H1 antihistamines are used in patients with palpable purpura to alleviate lesional symptoms and perhaps to reduce tissue deposition of circulating immune complexes. Nonsteroidal anti-inflammatory agents are combined with the H1 antihistamine.

The need for and choice of additional treatments depends on the severity of the cutaneous involvement, chronicity and whether or not systemic involvement is present.

Chronic (>4 weeks’ duration) or more severe cutaneous disease may require more aggressive systemic therapy. Colchicine and dapsone may be used either alone or in combination. Oral colchicine (0.6 mg two to three times daily) is helpful for both skin and joint manifestations. However, gastrointestinal side effects are fairly common, even at low doses. Oral dapsone (50–200 mg/day) can lead to improvement of mild to moderate chronic lesions.
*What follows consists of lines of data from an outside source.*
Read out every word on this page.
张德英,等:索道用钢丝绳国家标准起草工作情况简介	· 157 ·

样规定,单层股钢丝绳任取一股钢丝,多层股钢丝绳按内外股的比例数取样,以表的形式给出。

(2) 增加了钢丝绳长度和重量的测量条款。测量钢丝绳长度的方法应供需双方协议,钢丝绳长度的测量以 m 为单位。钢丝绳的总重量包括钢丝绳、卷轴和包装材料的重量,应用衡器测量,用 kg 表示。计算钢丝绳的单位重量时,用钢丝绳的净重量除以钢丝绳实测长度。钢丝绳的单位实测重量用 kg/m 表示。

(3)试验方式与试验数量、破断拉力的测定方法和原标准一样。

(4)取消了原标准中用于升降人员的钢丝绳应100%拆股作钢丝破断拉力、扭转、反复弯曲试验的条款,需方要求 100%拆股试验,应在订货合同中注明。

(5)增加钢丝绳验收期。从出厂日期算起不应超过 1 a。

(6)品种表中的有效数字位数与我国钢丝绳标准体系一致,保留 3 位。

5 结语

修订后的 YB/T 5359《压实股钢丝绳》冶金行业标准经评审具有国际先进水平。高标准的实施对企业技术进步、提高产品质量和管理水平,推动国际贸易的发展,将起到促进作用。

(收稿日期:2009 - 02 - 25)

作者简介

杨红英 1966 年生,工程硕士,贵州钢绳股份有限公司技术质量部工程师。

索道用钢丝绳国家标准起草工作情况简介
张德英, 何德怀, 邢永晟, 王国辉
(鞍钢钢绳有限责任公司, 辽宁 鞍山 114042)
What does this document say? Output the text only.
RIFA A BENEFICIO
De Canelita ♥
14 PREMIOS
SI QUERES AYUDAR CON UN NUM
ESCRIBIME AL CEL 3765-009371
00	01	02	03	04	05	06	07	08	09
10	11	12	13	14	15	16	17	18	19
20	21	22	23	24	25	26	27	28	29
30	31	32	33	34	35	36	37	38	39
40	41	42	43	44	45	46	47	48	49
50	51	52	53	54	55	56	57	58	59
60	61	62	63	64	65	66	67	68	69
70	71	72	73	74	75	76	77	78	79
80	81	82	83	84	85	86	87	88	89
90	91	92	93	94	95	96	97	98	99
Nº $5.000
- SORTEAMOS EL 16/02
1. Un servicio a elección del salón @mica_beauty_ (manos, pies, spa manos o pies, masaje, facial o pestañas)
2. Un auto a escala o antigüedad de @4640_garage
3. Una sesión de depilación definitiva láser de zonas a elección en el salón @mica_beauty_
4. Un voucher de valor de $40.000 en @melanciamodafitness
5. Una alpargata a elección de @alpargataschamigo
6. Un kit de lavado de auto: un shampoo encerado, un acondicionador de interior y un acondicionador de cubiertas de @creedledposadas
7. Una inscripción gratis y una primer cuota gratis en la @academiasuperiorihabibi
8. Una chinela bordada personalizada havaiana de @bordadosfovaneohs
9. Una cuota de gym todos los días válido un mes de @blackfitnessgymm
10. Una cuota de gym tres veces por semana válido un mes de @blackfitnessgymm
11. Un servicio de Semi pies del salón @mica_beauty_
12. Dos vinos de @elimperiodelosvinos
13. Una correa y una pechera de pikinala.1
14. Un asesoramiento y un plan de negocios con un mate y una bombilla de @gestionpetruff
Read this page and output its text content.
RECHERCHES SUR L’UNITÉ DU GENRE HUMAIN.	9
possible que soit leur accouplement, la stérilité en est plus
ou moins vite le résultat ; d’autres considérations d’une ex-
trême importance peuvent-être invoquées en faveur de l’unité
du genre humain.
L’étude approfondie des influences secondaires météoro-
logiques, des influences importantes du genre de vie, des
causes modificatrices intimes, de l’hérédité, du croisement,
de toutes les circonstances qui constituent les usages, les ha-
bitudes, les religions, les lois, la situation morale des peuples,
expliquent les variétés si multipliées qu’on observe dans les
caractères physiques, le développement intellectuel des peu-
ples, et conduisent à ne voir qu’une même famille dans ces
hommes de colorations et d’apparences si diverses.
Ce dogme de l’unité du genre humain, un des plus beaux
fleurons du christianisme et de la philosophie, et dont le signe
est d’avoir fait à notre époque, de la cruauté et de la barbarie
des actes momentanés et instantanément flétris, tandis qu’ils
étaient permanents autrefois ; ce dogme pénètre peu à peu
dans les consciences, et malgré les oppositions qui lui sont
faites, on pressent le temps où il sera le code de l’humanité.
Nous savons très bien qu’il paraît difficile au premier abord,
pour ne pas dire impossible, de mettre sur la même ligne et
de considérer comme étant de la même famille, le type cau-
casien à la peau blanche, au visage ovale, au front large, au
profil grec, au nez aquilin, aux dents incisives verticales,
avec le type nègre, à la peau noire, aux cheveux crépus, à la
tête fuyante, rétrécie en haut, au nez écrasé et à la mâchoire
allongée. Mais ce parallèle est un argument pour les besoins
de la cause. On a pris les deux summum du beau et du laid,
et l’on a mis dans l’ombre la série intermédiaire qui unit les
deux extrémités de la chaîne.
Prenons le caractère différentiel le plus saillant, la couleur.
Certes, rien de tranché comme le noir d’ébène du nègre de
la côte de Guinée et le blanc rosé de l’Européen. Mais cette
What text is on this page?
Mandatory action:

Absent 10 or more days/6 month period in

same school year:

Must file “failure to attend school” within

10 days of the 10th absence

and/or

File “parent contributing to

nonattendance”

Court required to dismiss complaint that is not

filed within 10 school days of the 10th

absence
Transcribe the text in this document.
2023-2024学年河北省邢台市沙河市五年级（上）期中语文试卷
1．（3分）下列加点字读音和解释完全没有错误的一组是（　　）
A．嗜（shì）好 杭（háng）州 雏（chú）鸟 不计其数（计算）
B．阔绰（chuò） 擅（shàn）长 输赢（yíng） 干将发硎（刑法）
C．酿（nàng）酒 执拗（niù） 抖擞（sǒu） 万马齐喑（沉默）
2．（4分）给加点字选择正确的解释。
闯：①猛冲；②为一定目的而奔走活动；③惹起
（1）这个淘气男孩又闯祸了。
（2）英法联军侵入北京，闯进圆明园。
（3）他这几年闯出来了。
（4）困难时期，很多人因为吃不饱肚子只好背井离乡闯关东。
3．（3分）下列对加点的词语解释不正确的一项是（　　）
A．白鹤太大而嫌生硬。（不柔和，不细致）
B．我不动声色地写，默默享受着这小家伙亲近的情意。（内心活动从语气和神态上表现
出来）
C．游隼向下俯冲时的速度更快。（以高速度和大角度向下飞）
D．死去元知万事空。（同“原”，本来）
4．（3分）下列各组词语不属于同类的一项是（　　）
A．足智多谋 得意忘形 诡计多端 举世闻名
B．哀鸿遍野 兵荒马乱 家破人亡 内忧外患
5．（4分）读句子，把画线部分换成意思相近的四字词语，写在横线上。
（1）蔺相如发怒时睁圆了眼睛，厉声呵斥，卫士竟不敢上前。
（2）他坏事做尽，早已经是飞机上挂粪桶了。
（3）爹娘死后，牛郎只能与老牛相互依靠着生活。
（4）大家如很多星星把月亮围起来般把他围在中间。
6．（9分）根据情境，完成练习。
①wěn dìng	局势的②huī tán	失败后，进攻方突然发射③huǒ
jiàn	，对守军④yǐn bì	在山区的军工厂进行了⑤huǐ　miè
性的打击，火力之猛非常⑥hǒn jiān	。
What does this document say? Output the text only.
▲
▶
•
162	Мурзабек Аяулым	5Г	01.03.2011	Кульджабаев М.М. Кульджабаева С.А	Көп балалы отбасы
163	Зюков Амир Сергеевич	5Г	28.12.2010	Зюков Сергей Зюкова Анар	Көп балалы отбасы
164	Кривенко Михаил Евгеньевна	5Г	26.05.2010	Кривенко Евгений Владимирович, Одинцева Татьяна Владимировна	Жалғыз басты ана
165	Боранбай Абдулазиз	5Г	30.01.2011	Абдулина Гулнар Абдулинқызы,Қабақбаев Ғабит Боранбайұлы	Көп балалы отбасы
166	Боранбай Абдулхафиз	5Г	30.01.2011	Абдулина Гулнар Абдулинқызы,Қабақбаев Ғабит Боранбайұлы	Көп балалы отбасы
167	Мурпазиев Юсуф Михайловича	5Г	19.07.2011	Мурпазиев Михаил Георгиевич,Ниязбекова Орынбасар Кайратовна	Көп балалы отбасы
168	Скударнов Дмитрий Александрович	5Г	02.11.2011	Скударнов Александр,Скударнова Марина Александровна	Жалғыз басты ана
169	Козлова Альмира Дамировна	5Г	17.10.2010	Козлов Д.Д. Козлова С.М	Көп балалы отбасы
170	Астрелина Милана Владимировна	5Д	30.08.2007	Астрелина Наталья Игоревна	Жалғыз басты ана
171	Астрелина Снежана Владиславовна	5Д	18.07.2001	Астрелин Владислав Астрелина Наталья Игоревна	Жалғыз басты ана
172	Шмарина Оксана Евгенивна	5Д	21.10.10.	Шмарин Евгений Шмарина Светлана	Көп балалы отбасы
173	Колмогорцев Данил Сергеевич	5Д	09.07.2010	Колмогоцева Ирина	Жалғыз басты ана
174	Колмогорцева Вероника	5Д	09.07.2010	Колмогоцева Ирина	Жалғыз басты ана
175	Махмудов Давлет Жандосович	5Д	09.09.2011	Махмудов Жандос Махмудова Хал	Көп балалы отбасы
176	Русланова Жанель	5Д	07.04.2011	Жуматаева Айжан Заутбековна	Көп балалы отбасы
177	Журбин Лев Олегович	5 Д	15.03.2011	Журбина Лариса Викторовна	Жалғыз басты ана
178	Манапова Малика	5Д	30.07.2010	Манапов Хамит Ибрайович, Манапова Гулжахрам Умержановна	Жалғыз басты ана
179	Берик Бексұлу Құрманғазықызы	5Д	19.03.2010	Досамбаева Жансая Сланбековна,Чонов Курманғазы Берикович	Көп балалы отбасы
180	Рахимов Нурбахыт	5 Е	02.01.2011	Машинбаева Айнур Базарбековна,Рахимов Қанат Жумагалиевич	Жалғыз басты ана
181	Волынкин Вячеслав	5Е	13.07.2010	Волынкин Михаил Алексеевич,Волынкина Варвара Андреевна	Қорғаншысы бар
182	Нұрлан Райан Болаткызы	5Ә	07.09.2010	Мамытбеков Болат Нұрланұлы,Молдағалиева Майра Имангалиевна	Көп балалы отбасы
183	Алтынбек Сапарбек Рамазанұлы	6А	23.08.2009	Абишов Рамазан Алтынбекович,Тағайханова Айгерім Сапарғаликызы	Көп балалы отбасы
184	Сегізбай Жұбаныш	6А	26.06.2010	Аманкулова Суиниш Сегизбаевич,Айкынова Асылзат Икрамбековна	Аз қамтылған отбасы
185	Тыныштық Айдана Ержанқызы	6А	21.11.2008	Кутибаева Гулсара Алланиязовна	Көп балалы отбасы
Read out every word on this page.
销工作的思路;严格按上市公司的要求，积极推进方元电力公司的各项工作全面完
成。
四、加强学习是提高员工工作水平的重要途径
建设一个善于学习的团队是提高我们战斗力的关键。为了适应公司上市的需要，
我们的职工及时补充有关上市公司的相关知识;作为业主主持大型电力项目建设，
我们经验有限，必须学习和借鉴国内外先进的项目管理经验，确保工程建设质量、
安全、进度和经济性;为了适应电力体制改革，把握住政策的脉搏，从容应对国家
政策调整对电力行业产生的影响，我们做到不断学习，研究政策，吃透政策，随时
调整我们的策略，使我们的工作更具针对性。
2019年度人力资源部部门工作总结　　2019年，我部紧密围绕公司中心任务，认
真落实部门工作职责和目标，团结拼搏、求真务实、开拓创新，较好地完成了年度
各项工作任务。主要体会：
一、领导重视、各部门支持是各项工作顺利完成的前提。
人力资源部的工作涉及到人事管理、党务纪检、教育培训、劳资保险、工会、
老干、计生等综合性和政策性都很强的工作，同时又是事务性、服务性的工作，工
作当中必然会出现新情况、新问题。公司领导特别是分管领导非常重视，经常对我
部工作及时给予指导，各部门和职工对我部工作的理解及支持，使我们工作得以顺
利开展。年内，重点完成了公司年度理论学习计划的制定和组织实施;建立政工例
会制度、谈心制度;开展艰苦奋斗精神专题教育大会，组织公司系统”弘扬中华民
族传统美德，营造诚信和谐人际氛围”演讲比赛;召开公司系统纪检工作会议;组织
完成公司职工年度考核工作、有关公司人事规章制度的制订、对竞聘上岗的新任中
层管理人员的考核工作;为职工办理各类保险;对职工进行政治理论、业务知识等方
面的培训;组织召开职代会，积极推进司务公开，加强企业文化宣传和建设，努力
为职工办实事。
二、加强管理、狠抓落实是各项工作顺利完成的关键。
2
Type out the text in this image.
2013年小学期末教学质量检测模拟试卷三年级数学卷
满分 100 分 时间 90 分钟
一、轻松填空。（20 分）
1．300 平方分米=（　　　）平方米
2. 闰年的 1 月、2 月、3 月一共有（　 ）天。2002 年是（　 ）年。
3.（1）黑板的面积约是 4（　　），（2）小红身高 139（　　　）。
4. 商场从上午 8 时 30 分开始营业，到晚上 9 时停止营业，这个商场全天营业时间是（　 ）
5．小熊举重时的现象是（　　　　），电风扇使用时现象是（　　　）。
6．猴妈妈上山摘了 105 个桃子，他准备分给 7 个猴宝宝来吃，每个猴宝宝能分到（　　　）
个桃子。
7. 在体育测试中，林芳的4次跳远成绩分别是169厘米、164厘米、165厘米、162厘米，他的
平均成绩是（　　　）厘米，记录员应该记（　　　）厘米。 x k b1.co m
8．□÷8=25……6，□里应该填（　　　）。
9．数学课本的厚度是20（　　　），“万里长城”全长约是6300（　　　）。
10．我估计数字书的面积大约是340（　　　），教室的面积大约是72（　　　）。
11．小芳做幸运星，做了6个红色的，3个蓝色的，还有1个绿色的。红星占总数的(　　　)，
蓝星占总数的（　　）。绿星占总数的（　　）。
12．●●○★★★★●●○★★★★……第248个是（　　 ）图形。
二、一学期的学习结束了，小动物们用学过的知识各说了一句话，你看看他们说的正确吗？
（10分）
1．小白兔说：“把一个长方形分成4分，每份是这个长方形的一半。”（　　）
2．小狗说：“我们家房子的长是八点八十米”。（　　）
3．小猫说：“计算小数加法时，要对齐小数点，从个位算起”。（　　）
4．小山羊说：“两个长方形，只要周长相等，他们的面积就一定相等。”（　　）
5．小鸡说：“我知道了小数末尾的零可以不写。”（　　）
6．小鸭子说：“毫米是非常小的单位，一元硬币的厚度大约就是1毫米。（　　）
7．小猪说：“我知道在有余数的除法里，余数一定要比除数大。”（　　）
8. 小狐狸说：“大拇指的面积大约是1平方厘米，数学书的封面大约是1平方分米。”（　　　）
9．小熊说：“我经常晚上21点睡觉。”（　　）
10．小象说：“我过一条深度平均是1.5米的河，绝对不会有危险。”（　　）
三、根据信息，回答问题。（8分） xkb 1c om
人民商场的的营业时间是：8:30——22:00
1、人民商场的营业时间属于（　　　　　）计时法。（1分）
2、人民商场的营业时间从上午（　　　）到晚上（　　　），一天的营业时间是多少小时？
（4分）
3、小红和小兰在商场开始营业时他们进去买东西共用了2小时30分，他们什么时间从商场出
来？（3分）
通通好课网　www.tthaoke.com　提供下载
Patients with severe, ulcerating or painful progressive cutaneous lesions who require rapid control of symptoms can be treated with a short course of high-dose oral corticosteroids (e.g. up to 1 mg/kg/day of prednisone). Because of the multiple adverse effects of long-term oral corticosteroids, a taper over 4 to 6 weeks should be attempted. If the patient develops recurrent CSVV as the dosage is decreased, addition of a steroid-sparing agent is warranted. Immunosuppressive agents such as azathioprine (1-2 mg/kg/day) and methotrexate (15–25 mg weekly) have been reported to be useful in recalcitrant CSVV.